FIG. 1 is a circuit diagram of an embodiment of the present invention, FIG. 2 is a circuit diagram of a power supply device, and FIG. 3 is a circuit diagram of a conventional capacity test device. (1) …… AC power supply, (2) …… Rectifier, (3) ……
Load, (4) ... assembled battery, (5) ... discharge circuit, (6)
...... Control unit, (7) ...... Voltage detector, (8) ...... Current integrator, (8a) ...... Discharge current detector, (9) ...... Charging circuit, (10) ...... Reverse charge prevention diode , (11) ... discharge of measured battery, charging current detector, (12) ... discharge of assembled battery, charging current detector, (13) ... sum detector.

Claims (1)

[Claims] 1. A measured storage battery selected from an assembled storage battery in a floating charge state is discharged by a discharge circuit controlled by a control unit, and is discharged by the discharge circuit when the voltage of the measured storage battery drops to a predetermined value. In the capacity testing device of the storage battery, the storage battery capacity is determined from the measured discharge amount by integrating the discharge current within the discharge time by the discharge circuit with the current integrator and charging the battery by the charging circuit.

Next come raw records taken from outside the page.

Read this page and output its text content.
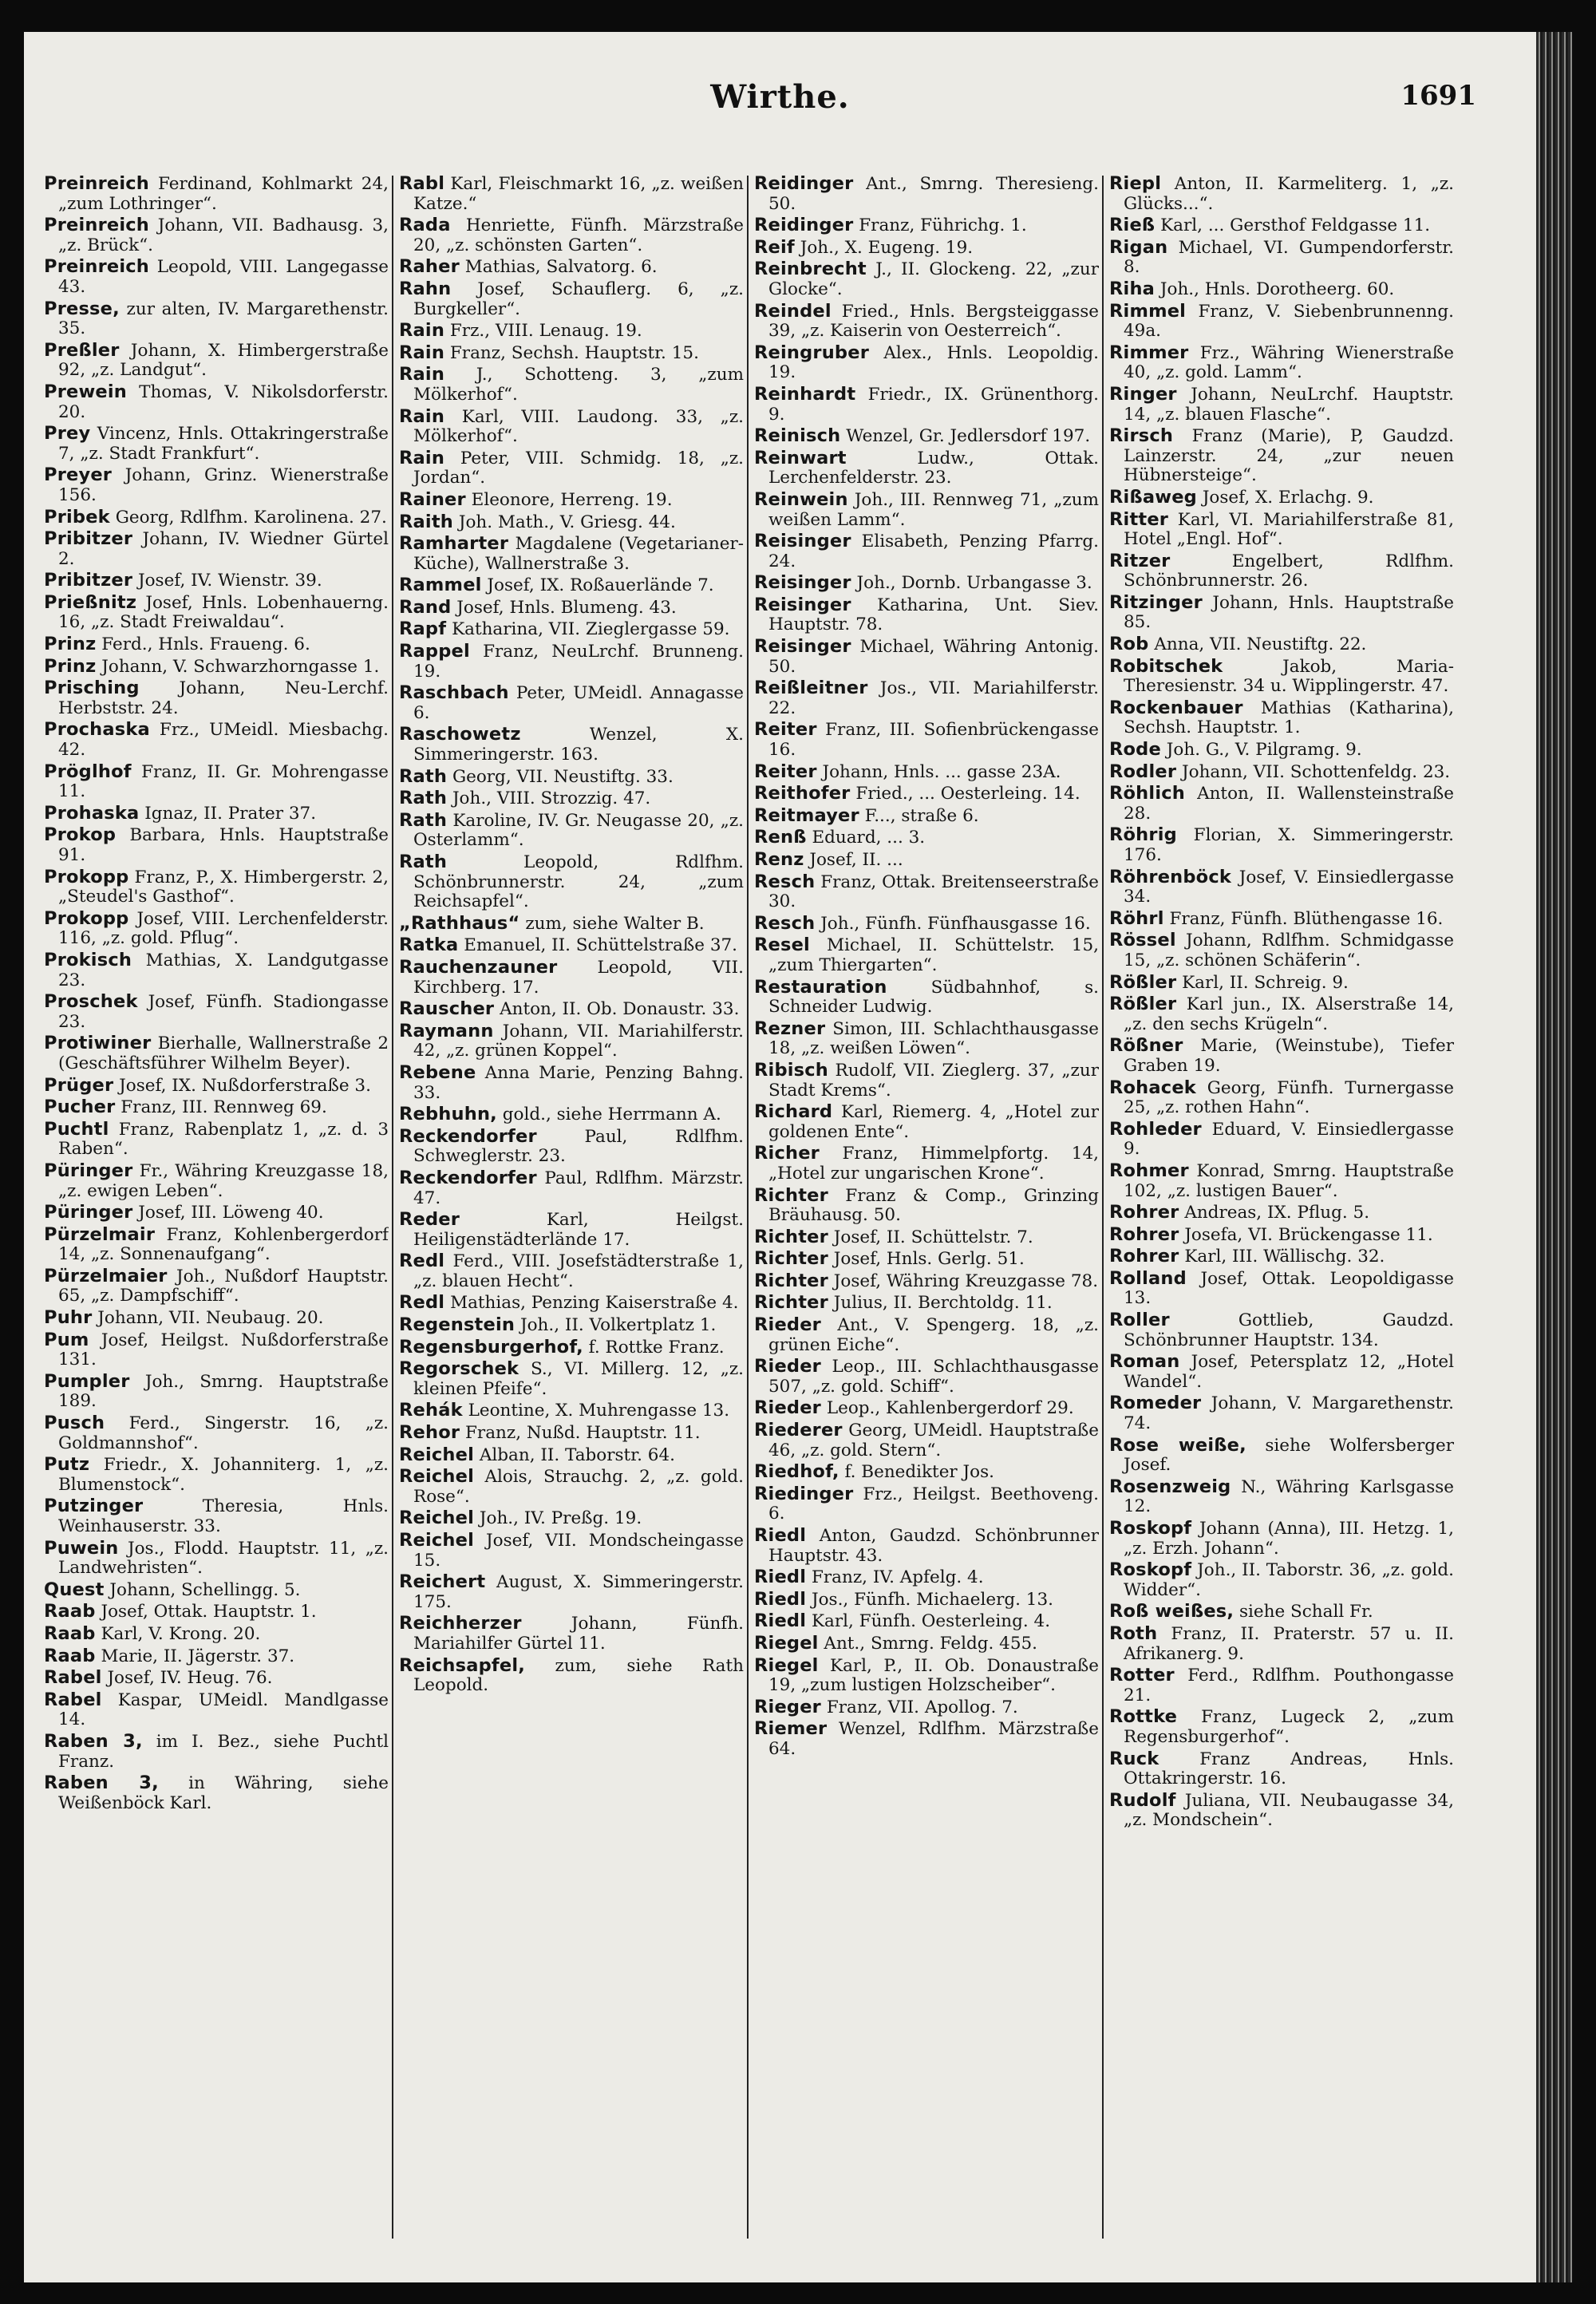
Wirthe.	1691

Preinreich Ferdinand, Kohlmarkt 24, „zum Lothringer“.

Preinreich Johann, VII. Badhausg. 3, „z. Brück“.

Preinreich Leopold, VIII. Langegasse 43.

Presse, zur alten, IV. Margarethenstr. 35.

Preßler Johann, X. Himbergerstraße 92, „z. Landgut“.

Prewein Thomas, V. Nikolsdorferstr. 20.

Prey Vincenz, Hnls. Ottakringerstraße 7, „z. Stadt Frankfurt“.

Preyer Johann, Grinz. Wienerstraße 156.

Pribek Georg, Rdlfhm. Karolinena. 27.

Pribitzer Johann, IV. Wiedner Gürtel 2.

Pribitzer Josef, IV. Wienstr. 39.

Prießnitz Josef, Hnls. Lobenhauerng. 16, „z. Stadt Freiwaldau“.

Prinz Ferd., Hnls. Fraueng. 6.

Prinz Johann, V. Schwarzhorngasse 1.

Prisching Johann, Neu-Lerchf. Herbststr. 24.

Prochaska Frz., UMeidl. Miesbachg. 42.

Pröglhof Franz, II. Gr. Mohrengasse 11.

Prohaska Ignaz, II. Prater 37.

Prokop Barbara, Hnls. Hauptstraße 91.

Prokopp Franz, P., X. Himbergerstr. 2, „Steudel's Gasthof“.

Prokopp Josef, VIII. Lerchenfelderstr. 116, „z. gold. Pflug“.

Prokisch Mathias, X. Landgutgasse 23.

Proschek Josef, Fünfh. Stadiongasse 23.

Protiwiner Bierhalle, Wallnerstraße 2 (Geschäftsführer Wilhelm Beyer).

Prüger Josef, IX. Nußdorferstraße 3.

Pucher Franz, III. Rennweg 69.

Puchtl Franz, Rabenplatz 1, „z. d. 3 Raben“.

Püringer Fr., Währing Kreuzgasse 18, „z. ewigen Leben“.

Püringer Josef, III. Löweng 40.

Pürzelmair Franz, Kohlenbergerdorf 14, „z. Sonnenaufgang“.

Pürzelmaier Joh., Nußdorf Hauptstr. 65, „z. Dampfschiff“.

Puhr Johann, VII. Neubaug. 20.

Pum Josef, Heilgst. Nußdorferstraße 131.

Pumpler Joh., Smrng. Hauptstraße 189.

Pusch Ferd., Singerstr. 16, „z. Goldmannshof“.

Putz Friedr., X. Johanniterg. 1, „z. Blumenstock“.

Putzinger	Theresia, Hnls. Weinhauserstr. 33.

Puwein Jos., Flodd. Hauptstr. 11, „z. Landwehristen“.

Quest Johann, Schellingg. 5.

Raab Josef, Ottak. Hauptstr. 1.

Raab Karl, V. Krong. 20.

Raab Marie, II. Jägerstr. 37.

Rabel Josef, IV. Heug. 76.

Rabel Kaspar, UMeidl. Mandlgasse 14.

Raben 3, im I. Bez., siehe Puchtl Franz.

Raben 3, in Währing, siehe Weißenböck Karl.

Rabl Karl, Fleischmarkt 16, „z. weißen Katze.“

Rada Henriette, Fünfh. Märzstraße 20, „z. schönsten Garten“.

Raher Mathias, Salvatorg. 6.

Rahn Josef, Schauflerg. 6, „z. Burgkeller“.

Rain Frz., VIII. Lenaug. 19.

Rain Franz, Sechsh. Hauptstr. 15.

Rain J., Schotteng. 3, „zum Mölkerhof“.

Rain Karl, VIII. Laudong. 33, „z. Mölkerhof“.

Rain Peter, VIII. Schmidg. 18, „z. Jordan“.

Rainer Eleonore, Herreng. 19.

Raith Joh. Math., V. Griesg. 44.

Ramharter Magdalene (Vegetarianer-Küche), Wallnerstraße 3.

Rammel Josef, IX. Roßauerlände 7.

Rand Josef, Hnls. Blumeng. 43.

Rapf Katharina, VII. Zieglergasse 59.

Rappel Franz, NeuLrchf. Brunneng. 19.

Raschbach Peter, UMeidl. Annagasse 6.

Raschowetz	Wenzel, X. Simmeringerstr. 163.

Rath Georg, VII. Neustiftg. 33.

Rath Joh., VIII. Strozzig. 47.

Rath Karoline, IV. Gr. Neugasse 20, „z. Osterlamm“.

Rath	Leopold, Rdlfhm. Schönbrunnerstr. 24, „zum Reichsapfel“.

„Rathhaus“ zum, siehe Walter B.

Ratka Emanuel, II. Schüttelstraße 37.

Rauchenzauner Leopold, VII. Kirchberg. 17.

Rauscher Anton, II. Ob. Donaustr. 33.

Raymann Johann, VII. Mariahilferstr. 42, „z. grünen Koppel“.

Rebene Anna Marie, Penzing Bahng. 33.

Rebhuhn, gold., siehe Herrmann A.

Reckendorfer	Paul, Rdlfhm. Schweglerstr. 23.

Reckendorfer Paul, Rdlfhm. Märzstr. 47.

Reder	Karl, Heilgst. Heiligenstädterlände 17.

Redl Ferd., VIII. Josefstädterstraße 1, „z. blauen Hecht“.

Redl Mathias, Penzing Kaiserstraße 4.

Regenstein Joh., II. Volkertplatz 1.

Regensburgerhof, f. Rottke Franz.

Regorschek S., VI. Millerg. 12, „z. kleinen Pfeife“.

Rehák Leontine, X. Muhrengasse 13.

Rehor Franz, Nußd. Hauptstr. 11.

Reichel Alban, II. Taborstr. 64.

Reichel Alois, Strauchg. 2, „z. gold. Rose“.

Reichel Joh., IV. Preßg. 19.

Reichel Josef, VII. Mondscheingasse 15.

Reichert August, X. Simmeringerstr. 175.

Reichherzer	Johann, Fünfh. Mariahilfer Gürtel 11.

Reichsapfel, zum, siehe Rath Leopold.

Reidinger Ant., Smrng. Theresieng. 50.

Reidinger Franz, Führichg. 1.

Reif Joh., X. Eugeng. 19.

Reinbrecht J., II. Glockeng. 22, „zur Glocke“.

Reindel Fried., Hnls. Bergsteiggasse 39, „z. Kaiserin von Oesterreich“.

Reingruber Alex., Hnls. Leopoldig. 19.

Reinhardt Friedr., IX. Grünenthorg. 9.

Reinisch Wenzel, Gr. Jedlersdorf 197.

Reinwart	Ludw., Ottak. Lerchenfelderstr. 23.

Reinwein Joh., III. Rennweg 71, „zum weißen Lamm“.

Reisinger Elisabeth, Penzing Pfarrg. 24.

Reisinger Joh., Dornb. Urbangasse 3.

Reisinger Katharina, Unt. Siev. Hauptstr. 78.

Reisinger Michael, Währing Antonig. 50.

Reißleitner Jos., VII. Mariahilferstr. 22.

Reiter Franz, III. Sofienbrückengasse 16.

Reiter Johann, Hnls. ... gasse 23A.

Reithofer Fried., ... Oesterleing. 14.

Reitmayer F..., straße 6.

Renß Eduard, ... 3.

Renz Josef, II. ...

Resch Franz, Ottak. Breitenseerstraße 30.

Resch Joh., Fünfh. Fünfhausgasse 16.

Resel Michael, II. Schüttelstr. 15, „zum Thiergarten“.

Restauration	Südbahnhof, s. Schneider Ludwig.

Rezner Simon, III. Schlachthausgasse 18, „z. weißen Löwen“.

Ribisch Rudolf, VII. Zieglerg. 37, „zur Stadt Krems“.

Richard Karl, Riemerg. 4, „Hotel zur goldenen Ente“.

Richer Franz, Himmelpfortg. 14, „Hotel zur ungarischen Krone“.

Richter Franz & Comp., Grinzing Bräuhausg. 50.

Richter Josef, II. Schüttelstr. 7.

Richter Josef, Hnls. Gerlg. 51.

Richter Josef, Währing Kreuzgasse 78.

Richter Julius, II. Berchtoldg. 11.

Rieder Ant., V. Spengerg. 18, „z. grünen Eiche“.

Rieder Leop., III. Schlachthausgasse 507, „z. gold. Schiff“.

Rieder Leop., Kahlenbergerdorf 29.

Riederer Georg, UMeidl. Hauptstraße 46, „z. gold. Stern“.

Riedhof, f. Benedikter Jos.

Riedinger Frz., Heilgst. Beethoveng. 6.

Riedl Anton, Gaudzd. Schönbrunner Hauptstr. 43.

Riedl Franz, IV. Apfelg. 4.

Riedl Jos., Fünfh. Michaelerg. 13.

Riedl Karl, Fünfh. Oesterleing. 4.

Riegel Ant., Smrng. Feldg. 455.

Riegel Karl, P., II. Ob. Donaustraße 19, „zum lustigen Holzscheiber“.

Rieger Franz, VII. Apollog. 7.

Riemer Wenzel, Rdlfhm. Märzstraße 64.

Riepl Anton, II. Karmeliterg. 1, „z. Glücks...“.

Rieß Karl, ... Gersthof Feldgasse 11.

Rigan Michael, VI. Gumpendorferstr. 8.

Riha Joh., Hnls. Dorotheerg. 60.

Rimmel Franz, V. Siebenbrunnenng. 49a.

Rimmer Frz., Währing Wienerstraße 40, „z. gold. Lamm“.

Ringer Johann, NeuLrchf. Hauptstr. 14, „z. blauen Flasche“.

Rirsch Franz (Marie), P, Gaudzd. Lainzerstr. 24, „zur neuen Hübnersteige“.

Rißaweg Josef, X. Erlachg. 9.

Ritter Karl, VI. Mariahilferstraße 81, Hotel „Engl. Hof“.

Ritzer	Engelbert, Rdlfhm. Schönbrunnerstr. 26.

Ritzinger Johann, Hnls. Hauptstraße 85.

Rob Anna, VII. Neustiftg. 22.

Robitschek	Jakob, Maria-Theresienstr. 34 u. Wipplingerstr. 47.

Rockenbauer Mathias (Katharina), Sechsh. Hauptstr. 1.

Rode Joh. G., V. Pilgramg. 9.

Rodler Johann, VII. Schottenfeldg. 23.

Röhlich Anton, II. Wallensteinstraße 28.

Röhrig Florian, X. Simmeringerstr. 176.

Röhrenböck Josef, V. Einsiedlergasse 34.

Röhrl Franz, Fünfh. Blüthengasse 16.

Rössel Johann, Rdlfhm. Schmidgasse 15, „z. schönen Schäferin“.

Rößler Karl, II. Schreig. 9.

Rößler Karl jun., IX. Alserstraße 14, „z. den sechs Krügeln“.

Rößner Marie, (Weinstube), Tiefer Graben 19.

Rohacek Georg, Fünfh. Turnergasse 25, „z. rothen Hahn“.

Rohleder Eduard, V. Einsiedlergasse 9.

Rohmer Konrad, Smrng. Hauptstraße 102, „z. lustigen Bauer“.

Rohrer Andreas, IX. Pflug. 5.

Rohrer Josefa, VI. Brückengasse 11.

Rohrer Karl, III. Wällischg. 32.

Rolland Josef, Ottak. Leopoldigasse 13.

Roller	Gottlieb, Gaudzd. Schönbrunner Hauptstr. 134.

Roman Josef, Petersplatz 12, „Hotel Wandel“.

Romeder Johann, V. Margarethenstr. 74.

Rose weiße, siehe Wolfersberger Josef.

Rosenzweig N., Währing Karlsgasse 12.

Roskopf Johann (Anna), III. Hetzg. 1, „z. Erzh. Johann“.

Roskopf Joh., II. Taborstr. 36, „z. gold. Widder“.

Roß weißes, siehe Schall Fr.

Roth Franz, II. Praterstr. 57 u. II. Afrikanerg. 9.

Rotter Ferd., Rdlfhm. Pouthongasse 21.

Rottke Franz, Lugeck 2, „zum Regensburgerhof“.

Ruck Franz Andreas, Hnls. Ottakringerstr. 16.

Rudolf Juliana, VII. Neubaugasse 34, „z. Mondschein“.
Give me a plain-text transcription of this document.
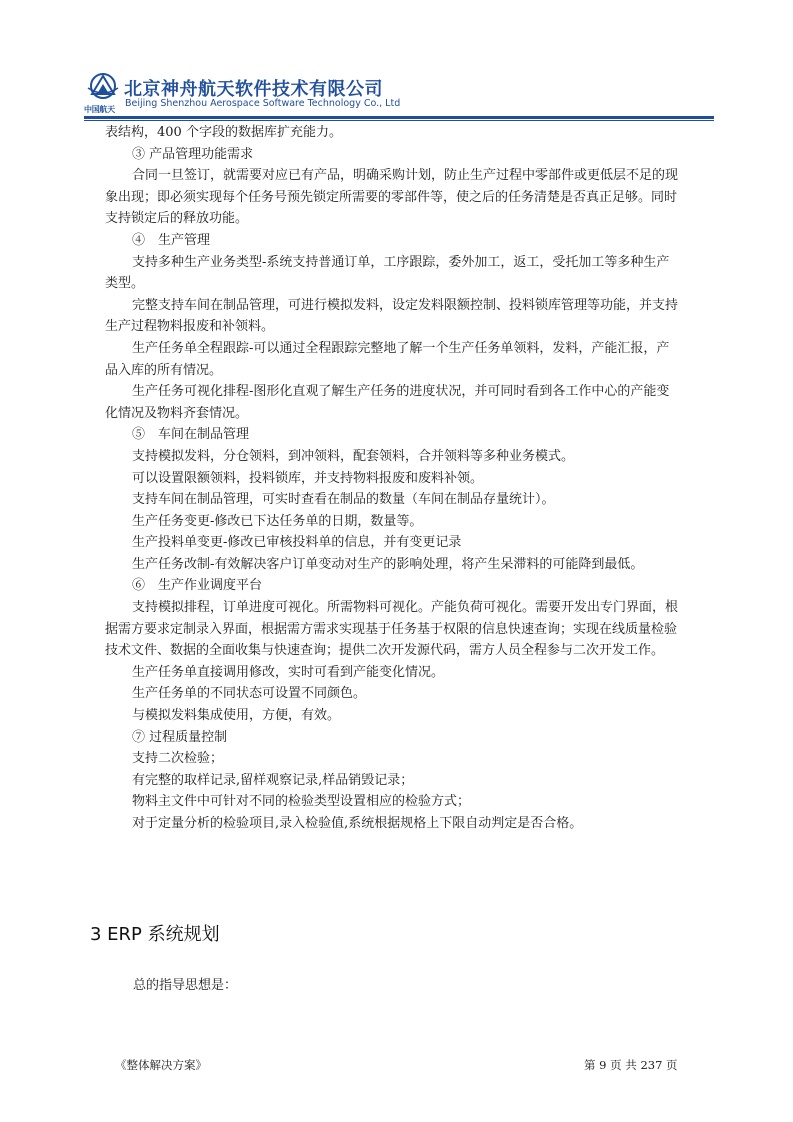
中国航天
北京神舟航天软件技术有限公司
Beijing Shenzhou Aerospace Software Technology Co., Ltd

表结构，400 个字段的数据库扩充能力。

③ 产品管理功能需求

合同一旦签订，就需要对应已有产品，明确采购计划，防止生产过程中零部件或更低层不足的现

象出现；即必须实现每个任务号预先锁定所需要的零部件等，使之后的任务清楚是否真正足够。同时

支持锁定后的释放功能。

④　生产管理

支持多种生产业务类型-系统支持普通订单，工序跟踪，委外加工，返工，受托加工等多种生产

类型。

完整支持车间在制品管理，可进行模拟发料，设定发料限额控制、投料锁库管理等功能，并支持

生产过程物料报废和补领料。

生产任务单全程跟踪-可以通过全程跟踪完整地了解一个生产任务单领料，发料，产能汇报，产

品入库的所有情况。

生产任务可视化排程-图形化直观了解生产任务的进度状况，并可同时看到各工作中心的产能变

化情况及物料齐套情况。

⑤　车间在制品管理

支持模拟发料，分仓领料，到冲领料，配套领料，合并领料等多种业务模式。

可以设置限额领料，投料锁库，并支持物料报废和废料补领。

支持车间在制品管理，可实时查看在制品的数量（车间在制品存量统计）。

生产任务变更-修改已下达任务单的日期，数量等。

生产投料单变更-修改已审核投料单的信息，并有变更记录

生产任务改制-有效解决客户订单变动对生产的影响处理，将产生呆滞料的可能降到最低。

⑥　生产作业调度平台

支持模拟排程，订单进度可视化。所需物料可视化。产能负荷可视化。需要开发出专门界面，根

据需方要求定制录入界面，根据需方需求实现基于任务基于权限的信息快速查询；实现在线质量检验

技术文件、数据的全面收集与快速查询；提供二次开发源代码，需方人员全程参与二次开发工作。

生产任务单直接调用修改，实时可看到产能变化情况。

生产任务单的不同状态可设置不同颜色。

与模拟发料集成使用，方便，有效。

⑦ 过程质量控制

支持二次检验；

有完整的取样记录,留样观察记录,样品销毁记录；

物料主文件中可针对不同的检验类型设置相应的检验方式；

对于定量分析的检验项目,录入检验值,系统根据规格上下限自动判定是否合格。

3 ERP 系统规划
总的指导思想是：
《整体解决方案》	第 9 页 共 237 页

A first current detector provided in a common circuit of the discharging circuit and the charging circuit so as to detect a discharging current or a charging current flowing in the discharging circuit and the charging circuit,
A second current detector provided to detect a discharge current or a charging current flowing in the assembled battery; and the measured storage battery and the assembled battery detected by the first current detector and the second current detector. A sum detector provided to take the sum of the discharge current and / or the charge current, and the output current of the sum detector detected during the discharge operation or the charge operation of the capacity test of the storage battery to be measured is Measure the capacity of the storage battery to be measured by controlling the discharge circuit or the charging circuit that increases or decreases the discharge current or charging current of the storage battery to be measured by the control unit so as to have a set constant discharge current or charging current. A storage battery capacity testing device characterized by improving accuracy and charging accuracy.